The Fijian soldiers, members of UNDOF, were captured on August 28 by the Nusra Front, an al-Qaeda affiliate, along the DMZ separating Israel and Syria. Their September 11 release, Israel’s Channel 2 said Friday, was obtained after Doha made the ransom payment.
The TV report (Hebrew) said the deal made a mockery of UN and Western leaders’ rhetoric against doing deals with terrorists and paying ransoms for the release of hostages.
The TV station broadcast footage taken by one of its camera crews from the Israeli side of the border which it said documented the September 11 meet between Nusra Front members and United Nations officials, held as the funds were transferred to a Nusra Front bank account. Once it was confirmed that the funds had been received, the Fijian peacekeepers were released, the report said.
The footage purported to show UN officials crossing from Israel into Syria to meet with Al-Nusra leaders to finalize the deal.
It then showed what it said was a Nusra Front convoy arriving to meet them.
And it showed what it said was an Al-Nusra official checking his laptop to see whether the payment had gone through. There was a delay of almost two hours before confirmation was received, the report said, and then the hostage peacekeepers were set free.
Shortly after the incident, an Iranian news outlet accused Qatar of providing financial assistance to the Nusra Front, a charge Doha rejected. Iran backs Syrian President Bashar Assad, whose regime Al-Nusra and other rebels are battling to depose.
At the time of the soldiers’ release last month, there was confusion as to whether the Nusra Front had received anything in exchange for freeing the Fijian troops. Fiji announced beforehand that the hostages would soon be released unconditionally, but then retracted the statement. A Reuters report said Qatar claimed Fiji had asked for its assistance in securing the release of the hostages.
The Fijian troops were past of the UN’s 1,200-strong UNDOF force, monitoring the buffer zone between Syria and Israel.

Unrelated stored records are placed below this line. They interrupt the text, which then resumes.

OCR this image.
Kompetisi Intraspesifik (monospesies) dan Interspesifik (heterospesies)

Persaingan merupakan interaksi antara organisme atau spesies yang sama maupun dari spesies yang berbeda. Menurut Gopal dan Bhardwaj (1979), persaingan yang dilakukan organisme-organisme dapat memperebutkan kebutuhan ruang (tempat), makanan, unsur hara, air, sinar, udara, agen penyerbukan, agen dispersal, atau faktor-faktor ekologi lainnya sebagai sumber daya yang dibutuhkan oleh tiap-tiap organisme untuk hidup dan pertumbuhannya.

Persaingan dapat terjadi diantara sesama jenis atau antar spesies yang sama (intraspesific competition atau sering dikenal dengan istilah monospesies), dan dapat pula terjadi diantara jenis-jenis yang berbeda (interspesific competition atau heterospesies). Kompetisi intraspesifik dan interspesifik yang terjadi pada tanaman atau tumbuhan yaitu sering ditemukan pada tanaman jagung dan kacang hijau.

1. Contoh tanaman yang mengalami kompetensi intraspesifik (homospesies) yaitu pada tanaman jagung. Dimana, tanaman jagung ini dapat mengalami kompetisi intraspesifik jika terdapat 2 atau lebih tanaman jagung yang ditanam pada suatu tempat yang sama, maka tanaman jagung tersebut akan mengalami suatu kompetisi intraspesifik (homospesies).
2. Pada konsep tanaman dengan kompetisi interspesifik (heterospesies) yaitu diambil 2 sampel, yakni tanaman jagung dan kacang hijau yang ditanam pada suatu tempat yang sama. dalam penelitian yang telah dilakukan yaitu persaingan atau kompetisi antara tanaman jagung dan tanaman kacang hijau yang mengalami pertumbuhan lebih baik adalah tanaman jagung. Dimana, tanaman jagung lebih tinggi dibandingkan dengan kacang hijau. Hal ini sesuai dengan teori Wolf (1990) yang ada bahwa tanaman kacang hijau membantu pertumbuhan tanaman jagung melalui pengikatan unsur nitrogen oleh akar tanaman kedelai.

Both US President Barack Obama and UK Prime Minister David Cameron have stated in recent months that their governments refuse to negotiate with terrorist organizations, particularly the Islamic State and al-Qaeda.
Since the release of the Fijian peacekeepers last month, the UN has withdrawn many of its other peacekeepers from the area. Last month, the Philippines began pulling its peacekeeping troops out UNDOF.
The Nusra front controls much of the Syrian side of the Golan Heights border with Israel.